In many of the old retro text adventure engines, every aspect of the games are defined in tables of data. So objects are just entries in the table and their properties are basically just variables that denote the properties in those tables; the object number, a noun number for the object, an adjective number for the object, a location for the position of the object, the object weight, a true/false as to whether it is wearable.
Right - I guess there’s some metaphysical point between “this isn’t really an object, just a bunch of variables dummied up on an ad him basis to fake one” and “the bunch of variables is now big enough, and their behavior sufficiently consistent, that there’s a real object system” but beyond noting that pretty much all existing parser systems (plus Gruescript and no other choice systems I don’t think?) are on one side of the line it’s hard to suss out where exactly it sits.
the point is the automatic verbs and inventory associations leaves (a lot) less for the author to worry about. This comes into play more when you are designing an engine as I am trying.

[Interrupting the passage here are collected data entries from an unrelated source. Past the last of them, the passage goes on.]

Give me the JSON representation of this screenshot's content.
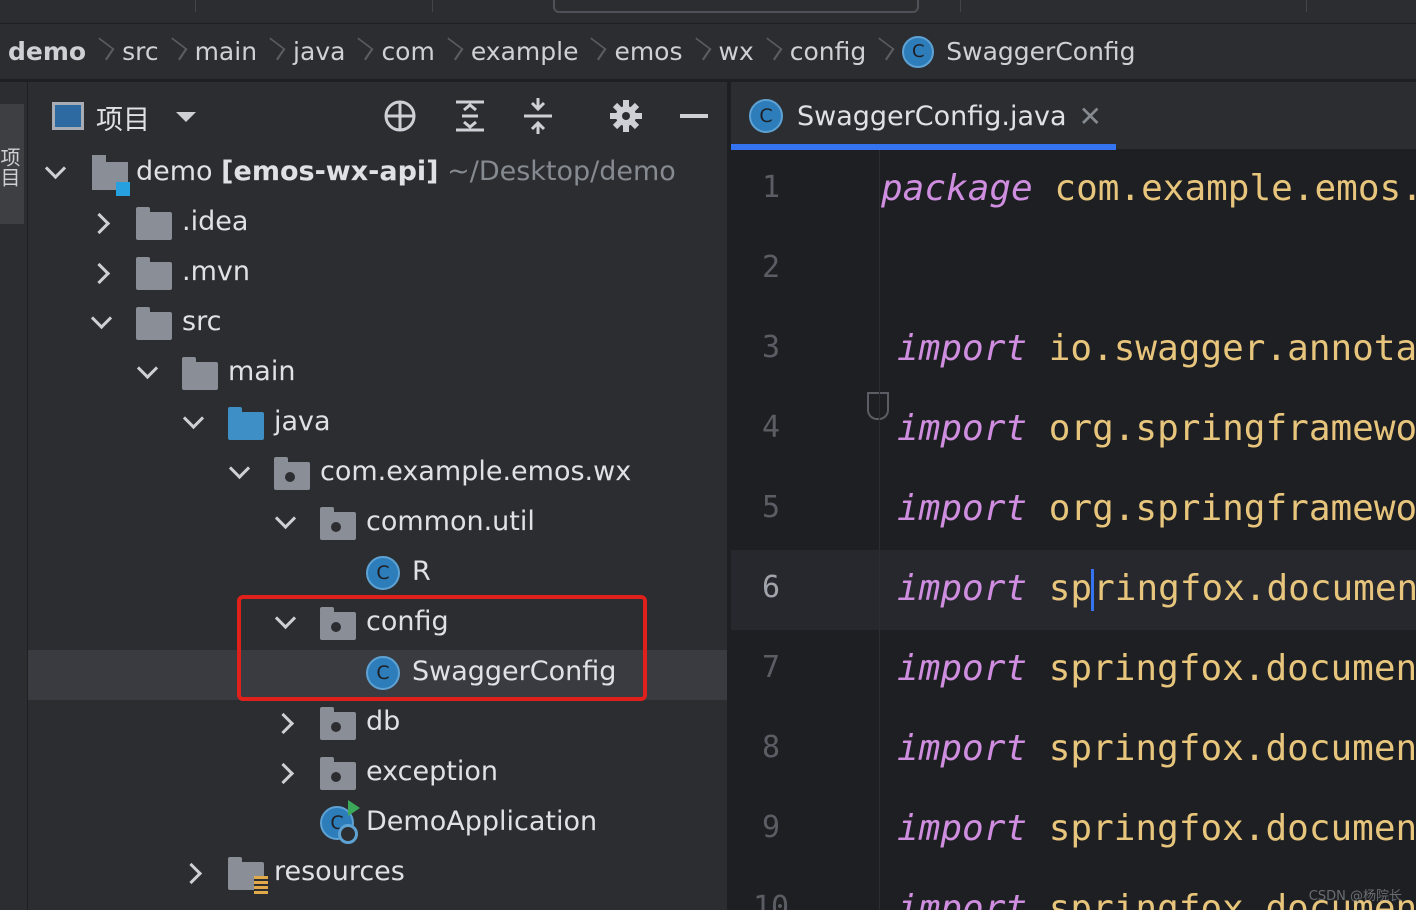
{
  "breadcrumb": {
    "items": [
      "demo",
      "src",
      "main",
      "java",
      "com",
      "example",
      "emos",
      "wx",
      "config",
      "SwaggerConfig"
    ],
    "class_badge": "C"
  },
  "left_rail": {
    "tab_label": "项目"
  },
  "project_panel": {
    "title": "项目",
    "header_icons": [
      "crosshair-icon",
      "expand-all-icon",
      "collapse-all-icon",
      "gear-icon",
      "minimize-icon"
    ],
    "tree": [
      {
        "label": "demo",
        "module": "[emos-wx-api]",
        "path": "~/Desktop/demo",
        "icon": "module-icon",
        "expanded": true
      },
      {
        "label": ".idea",
        "icon": "folder-icon",
        "expanded": false
      },
      {
        "label": ".mvn",
        "icon": "folder-icon",
        "expanded": false
      },
      {
        "label": "src",
        "icon": "folder-icon",
        "expanded": true
      },
      {
        "label": "main",
        "icon": "folder-icon",
        "expanded": true
      },
      {
        "label": "java",
        "icon": "source-folder-icon",
        "expanded": true
      },
      {
        "label": "com.example.emos.wx",
        "icon": "package-icon",
        "expanded": true
      },
      {
        "label": "common.util",
        "icon": "package-icon",
        "expanded": true
      },
      {
        "label": "R",
        "icon": "class-icon",
        "badge": "C"
      },
      {
        "label": "config",
        "icon": "package-icon",
        "expanded": true
      },
      {
        "label": "SwaggerConfig",
        "icon": "class-icon",
        "badge": "C",
        "selected": true
      },
      {
        "label": "db",
        "icon": "package-icon",
        "expanded": false
      },
      {
        "label": "exception",
        "icon": "package-icon",
        "expanded": false
      },
      {
        "label": "DemoApplication",
        "icon": "spring-app-icon",
        "badge": "C"
      },
      {
        "label": "resources",
        "icon": "resources-folder-icon",
        "expanded": false
      }
    ]
  },
  "editor": {
    "tab": {
      "label": "SwaggerConfig.java",
      "badge": "C",
      "close": "✕"
    },
    "lines": [
      {
        "n": "1",
        "kw": "package",
        "rest": "com.example.emos.wx"
      },
      {
        "n": "2",
        "kw": "",
        "rest": ""
      },
      {
        "n": "3",
        "kw": "import",
        "rest": "io.swagger.annotatio"
      },
      {
        "n": "4",
        "kw": "import",
        "rest": "org.springframework."
      },
      {
        "n": "5",
        "kw": "import",
        "rest": "org.springframework."
      },
      {
        "n": "6",
        "kw": "import",
        "rest_a": "sp",
        "rest_b": "ringfox.documentat",
        "current": true
      },
      {
        "n": "7",
        "kw": "import",
        "rest": "springfox.documentat"
      },
      {
        "n": "8",
        "kw": "import",
        "rest": "springfox.documentat"
      },
      {
        "n": "9",
        "kw": "import",
        "rest": "springfox.documentat"
      },
      {
        "n": "10",
        "kw": "import",
        "rest": "springfox.documentat"
      }
    ]
  },
  "watermark": "CSDN @杨院长",
  "colors": {
    "accent": "#3574f0",
    "highlight_box": "#e0201b",
    "keyword": "#cf8ee0",
    "package_text": "#e7c57c",
    "class_badge": "#2d7dbb"
  }
}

So based on answers, parsers are better at “things” and inventory than choice based. Is anyone aware of
a hybrid between the two?
There are also various Inform extensions that can allow it to operate in a choice-based mode- Hybrid Choices by AW Freyr is I think the most popular - and many many Twine games with parser-like world models but I’m not sure whether any have been systematized and made public.

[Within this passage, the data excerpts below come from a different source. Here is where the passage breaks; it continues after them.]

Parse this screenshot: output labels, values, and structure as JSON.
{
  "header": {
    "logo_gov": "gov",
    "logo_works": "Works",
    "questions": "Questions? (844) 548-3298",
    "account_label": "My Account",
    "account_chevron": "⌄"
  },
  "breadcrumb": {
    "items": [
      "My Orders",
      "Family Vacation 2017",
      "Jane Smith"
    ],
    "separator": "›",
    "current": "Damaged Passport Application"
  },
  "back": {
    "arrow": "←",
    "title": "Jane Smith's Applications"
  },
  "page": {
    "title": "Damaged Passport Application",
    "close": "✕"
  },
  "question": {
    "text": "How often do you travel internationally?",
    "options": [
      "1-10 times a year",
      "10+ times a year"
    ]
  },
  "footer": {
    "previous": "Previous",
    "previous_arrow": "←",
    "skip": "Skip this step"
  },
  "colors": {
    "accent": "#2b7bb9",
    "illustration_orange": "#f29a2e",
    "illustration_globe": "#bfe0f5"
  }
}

Quest 5 and QuestJS both use objects. I do not know about Quest 4, but it has not been supported for well over 10 years.
Adventuron (which is parser-based) has a choice system and also an (experimental) gamebook mode. See the “cookbook” for an example of how it is implemented… Adventuron - Cookbook
In terms of what you want to do, I would imagine it would be easier to bake in an inventory/object system (and other parser-related systems) from the start and allow your choice mode to use that, than try and build parser-based systems onto a choice mode framework.
(Just thinking of existing engines…, it is pretty easy to code a choice-based game in a parser-based system… but not easy to code a parser-based game in a choice-based engine; something that your original thread seemed to indicate was the rationale behind wanting to create a new “retro-style” adventure system.)